Reconstructing 3D human pose and shape from monocular videos is a well-studied but challenging problem. Common challenges include occlusions, the inherent ambiguities in the 2D to 3D mapping and the computational complexity of video processing. Existing methods ignore the ambiguities of the reconstruction and provide a single deterministic estimate for the 3D pose. In order to address these issues, we present a Temporal Attention based Probabilistic human pose and shape Estimation method (TAPE) that operates on an RGB video. More specifically, we propose to use a neural network to encode video frames to temporal features using an attention-based neural network. Given these features, we output a per-frame but temporally-informed probability distribution for the human pose using Normalizing Flows. We show that TAPE outperforms state-of-the-art methods in standard benchmarks and serves as an effective video-based prior for optimization-based human pose and shape estimation. Code is available at: https: //github.com/nikosvasilik/TAPE

Graphing the Future: Activity and Next Active Object Prediction using Graph-based Activity Representations

We present a novel approach for the visual prediction of human-object interactions in videos. Rather than forecasting the human and object motion or the future hand-object contact points, we aim at predicting (a)the class of the on-going human-object interaction and (b) the class(es) of the next active object(s) (NAOs), i.e., the object(s) that will be involved in the interaction in the near future as well as the time the interaction will occur. Graph matching relies on the efficient Graph Edit distance (GED) method. The experimental evaluation of the proposed approach was conducted using two well-established video datasets that contain human-object interactions, namely the MSR Daily Activities and the CAD120. High prediction accuracy was obtained for both action prediction and NAO forecasting.

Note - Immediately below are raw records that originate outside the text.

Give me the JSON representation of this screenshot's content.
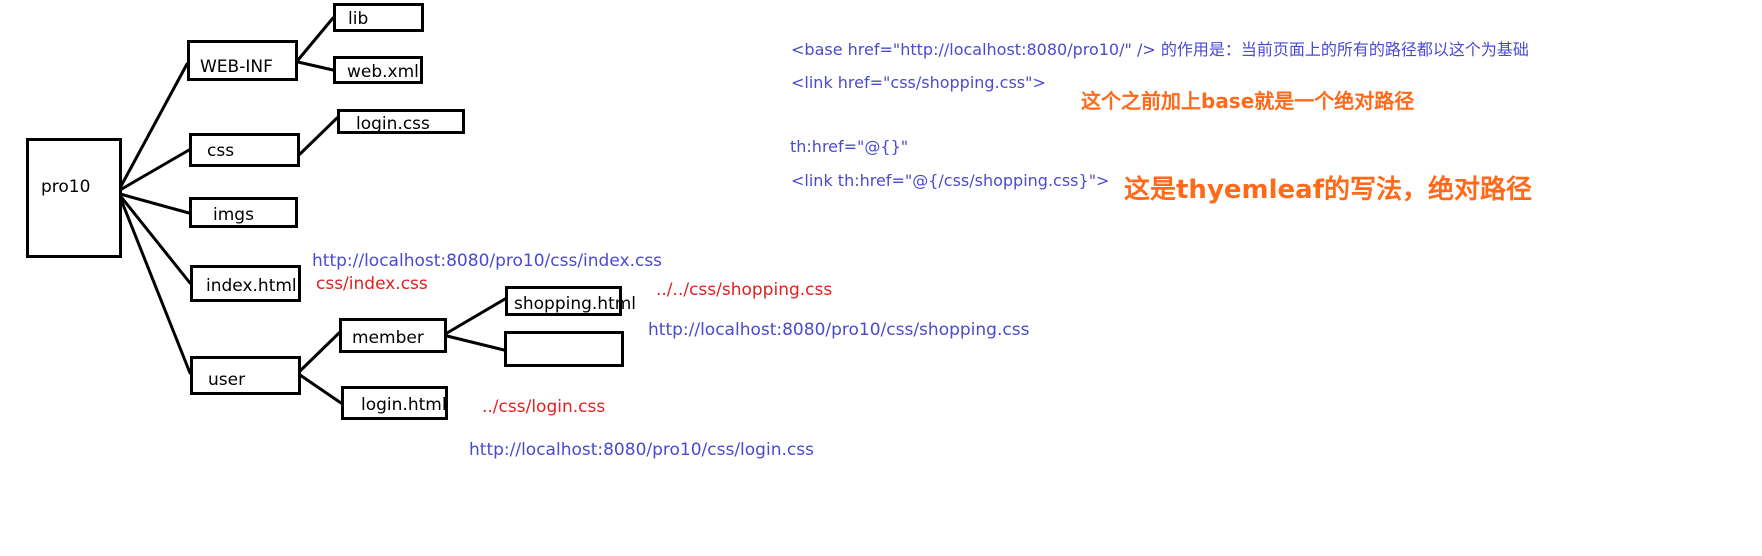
{
  "tree": {
    "root": "pro10",
    "web_inf": "WEB-INF",
    "lib": "lib",
    "web_xml": "web.xml",
    "css": "css",
    "login_css": "login.css",
    "imgs": "imgs",
    "index_html": "index.html",
    "user": "user",
    "member": "member",
    "shopping_html": "shopping.html",
    "blank": "",
    "login_html": "login.html"
  },
  "paths": {
    "index_absolute": "http://localhost:8080/pro10/css/index.css",
    "index_relative": "css/index.css",
    "shopping_relative": "../../css/shopping.css",
    "shopping_absolute": "http://localhost:8080/pro10/css/shopping.css",
    "login_relative": "../css/login.css",
    "login_absolute": "http://localhost:8080/pro10/css/login.css"
  },
  "notes": {
    "base_tag": "<base href=\"http://localhost:8080/pro10/\" /> 的作用是：当前页面上的所有的路径都以这个为基础",
    "link_tag": "<link href=\"css/shopping.css\">",
    "base_comment": "这个之前加上base就是一个绝对路径",
    "th_href": "th:href=\"@{}\"",
    "th_link": "<link th:href=\"@{/css/shopping.css}\">",
    "thymeleaf_comment": "这是thyemleaf的写法，绝对路径"
  },
  "colors": {
    "tree_line": "#000000",
    "absolute_path": "#4a4ad0",
    "relative_path": "#e02020",
    "comment": "#ff6a1a"
  }
}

Detecting Object States vs Detecting Objects: A New Dataset and a Quantitative Experimental Study

The detection of object states in images (State Detection - SD) is a problem of both theoretical and practical importance and it is tightly interwoven with other important computer vision problems, such as action recognition and affordance detection. It is also highly relevant to any entity that needs to reason and act in dynamic domains, such as robotic systems and intelligent agents. Despite its importance, up to now, the research on this problem has been limited. In this paper, we attempt a systematic study of the SD problem. First, we introduce the Object State Detection Dataset (OSDD), a new publicly available dataset consisting of more than 19,000 annotations for 18 object categories and 9 state classes. Second, using a standard deep learning framework used for Object Detection (OD), we conduct a number of appropriately designed experiments, towards an in-depth study of the behavior of the SD problem. This study enables the setup of a baseline on the performance of SD, as well as its relative performance in comparison to OD, in a variety of scenarios. Overall, the experimental outcomes confirm that SD is harder than OD and that tailored SD methods need to be developed for addressing effectively this significant problem.

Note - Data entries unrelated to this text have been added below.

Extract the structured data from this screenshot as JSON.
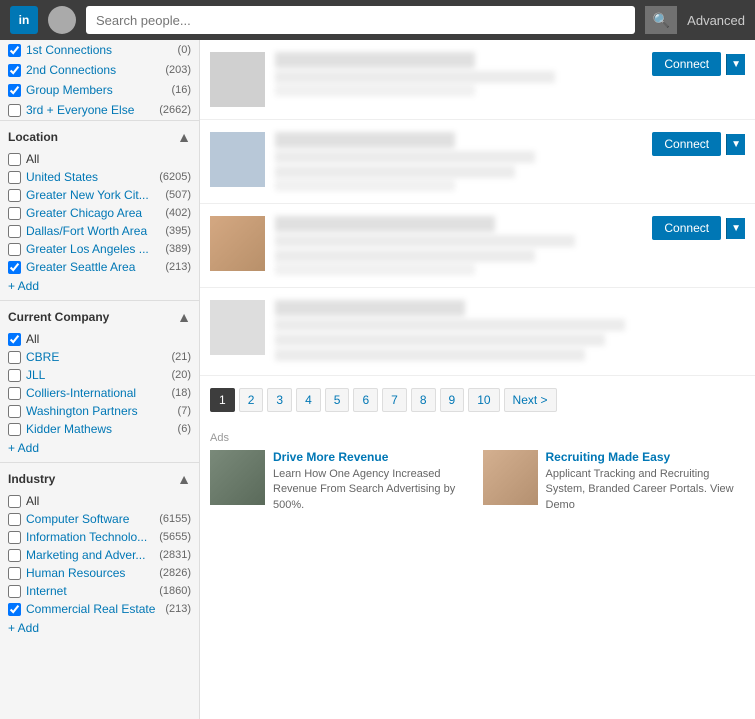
{
  "header": {
    "logo_text": "in",
    "search_placeholder": "Search people...",
    "search_icon": "🔍",
    "advanced_label": "Advanced"
  },
  "sidebar": {
    "connections": [
      {
        "id": "1st",
        "label": "1st Connections",
        "count": "(0)",
        "checked": true
      },
      {
        "id": "2nd",
        "label": "2nd Connections",
        "count": "(203)",
        "checked": true
      },
      {
        "id": "group",
        "label": "Group Members",
        "count": "(16)",
        "checked": true
      },
      {
        "id": "3rd",
        "label": "3rd + Everyone Else",
        "count": "(2662)",
        "checked": false
      }
    ],
    "location": {
      "section_title": "Location",
      "items": [
        {
          "label": "All",
          "count": "",
          "checked": false
        },
        {
          "label": "United States",
          "count": "(6205)",
          "checked": false
        },
        {
          "label": "Greater New York Cit...",
          "count": "(507)",
          "checked": false
        },
        {
          "label": "Greater Chicago Area",
          "count": "(402)",
          "checked": false
        },
        {
          "label": "Dallas/Fort Worth Area",
          "count": "(395)",
          "checked": false
        },
        {
          "label": "Greater Los Angeles ...",
          "count": "(389)",
          "checked": false
        },
        {
          "label": "Greater Seattle Area",
          "count": "(213)",
          "checked": true
        }
      ],
      "add_label": "+ Add"
    },
    "current_company": {
      "section_title": "Current Company",
      "items": [
        {
          "label": "All",
          "count": "",
          "checked": true
        },
        {
          "label": "CBRE",
          "count": "(21)",
          "checked": false
        },
        {
          "label": "JLL",
          "count": "(20)",
          "checked": false
        },
        {
          "label": "Colliers-International",
          "count": "(18)",
          "checked": false
        },
        {
          "label": "Washington Partners",
          "count": "(7)",
          "checked": false
        },
        {
          "label": "Kidder Mathews",
          "count": "(6)",
          "checked": false
        }
      ],
      "add_label": "+ Add"
    },
    "industry": {
      "section_title": "Industry",
      "items": [
        {
          "label": "All",
          "count": "",
          "checked": false
        },
        {
          "label": "Computer Software",
          "count": "(6155)",
          "checked": false
        },
        {
          "label": "Information Technolo...",
          "count": "(5655)",
          "checked": false
        },
        {
          "label": "Marketing and Adver...",
          "count": "(2831)",
          "checked": false
        },
        {
          "label": "Human Resources",
          "count": "(2826)",
          "checked": false
        },
        {
          "label": "Internet",
          "count": "(1860)",
          "checked": false
        },
        {
          "label": "Commercial Real Estate",
          "count": "(213)",
          "checked": true
        }
      ],
      "add_label": "+ Add"
    }
  },
  "pagination": {
    "pages": [
      "1",
      "2",
      "3",
      "4",
      "5",
      "6",
      "7",
      "8",
      "9",
      "10"
    ],
    "active_page": "1",
    "next_label": "Next >"
  },
  "ads": {
    "label": "Ads",
    "items": [
      {
        "title": "Drive More Revenue",
        "description": "Learn How One Agency Increased Revenue From Search Advertising by 500%."
      },
      {
        "title": "Recruiting Made Easy",
        "description": "Applicant Tracking and Recruiting System, Branded Career Portals. View Demo"
      }
    ]
  }
}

PE-former: Pose Estimation Transformer

Vision transformer architectures have been demonstrated to work very effectively for image classification tasks. Efforts to solve more challenging vision tasks with transformers rely on convolutional backbones for feature extraction. In this paper we investigate the use of a pure transformer architecture (i.e., one with no CNN backbone) for the problem of 2D body pose estimation. We evaluate two ViT architectures on the COCO dataset. We demonstrate that using an encoder-decoder transformer architecture yields state of the art results on this estimation problem.